Если Антонину упрекают: какого черта кормит собаку мясом, а сама питается святым духом, — она неизменно отвечает:
– А мне зачем? Пусть ей будет.
Собака стоит рядом, уронив взор долу: она все понимает, и ей стыдно объедать тетю Тоню.
Гуляет она, как правило, по ночам — чтобы Чучу не упрекали и не стыдили.
Впрочем, последние полгода Чуче приходится подголадывать — хозяйка приютила в доме дочь с внучкой.
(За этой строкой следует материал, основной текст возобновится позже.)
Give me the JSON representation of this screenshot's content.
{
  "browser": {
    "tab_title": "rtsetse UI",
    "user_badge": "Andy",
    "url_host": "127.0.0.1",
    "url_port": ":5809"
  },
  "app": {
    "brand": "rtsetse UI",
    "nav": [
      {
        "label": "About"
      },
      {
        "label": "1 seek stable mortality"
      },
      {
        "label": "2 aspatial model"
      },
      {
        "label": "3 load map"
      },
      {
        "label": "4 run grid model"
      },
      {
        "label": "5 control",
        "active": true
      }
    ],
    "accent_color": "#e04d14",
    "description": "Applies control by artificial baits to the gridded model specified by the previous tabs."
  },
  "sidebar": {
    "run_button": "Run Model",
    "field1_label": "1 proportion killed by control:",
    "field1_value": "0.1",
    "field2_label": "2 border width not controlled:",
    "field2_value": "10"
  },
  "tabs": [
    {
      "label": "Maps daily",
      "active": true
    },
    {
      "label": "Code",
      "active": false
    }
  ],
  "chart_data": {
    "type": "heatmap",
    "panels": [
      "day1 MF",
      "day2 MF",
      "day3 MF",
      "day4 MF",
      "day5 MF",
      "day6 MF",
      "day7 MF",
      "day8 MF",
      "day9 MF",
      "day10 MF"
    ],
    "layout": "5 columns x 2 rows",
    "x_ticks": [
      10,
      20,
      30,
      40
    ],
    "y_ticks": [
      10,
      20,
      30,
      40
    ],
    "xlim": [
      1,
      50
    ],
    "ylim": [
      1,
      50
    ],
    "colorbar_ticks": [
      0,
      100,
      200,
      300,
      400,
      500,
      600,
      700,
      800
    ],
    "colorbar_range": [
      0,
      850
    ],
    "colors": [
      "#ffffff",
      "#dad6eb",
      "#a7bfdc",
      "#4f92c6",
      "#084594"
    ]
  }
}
Тети Тони дочка — это бледное, изможденное существо неопределенного возраста, у нее малярийного цвета лицо, и вся она состоит из впалостей: впалые щеки, впалые глаза, впалая грудь… К матери она сбежала от мужа, который, по слухам, сильно закладывал и в припадках бешенства зверски колотил свое семейство: скоро его определенно посадят, но, пока не посадили, лучше от него держаться подальше. Она нанялась мыть перед закрытием полы в нашей булочной и продуктовом магазине; двери в торговых точках закрываются плохо. Тонина дочка, отжимая чудовищно грязную тряпку, истерически кричит — даже не на покупателей, у куда-то в подпотолочное пространство: "Ну что за люди, что за люди!" — и тут же начинает шумно рыдать… Ее шарахаются, подозревая, что у уборщицы не все дома.
Младшенькая в их семействе… Ну, что сказать? Бледный, худой ребенок лет восьми с глазами кролика; у кролика глаза глупы и покорны, но этого девочке, наверное, недостаточно, и она рассыпает в своих кроличьих глазах острые искры дикой животной перепутанности.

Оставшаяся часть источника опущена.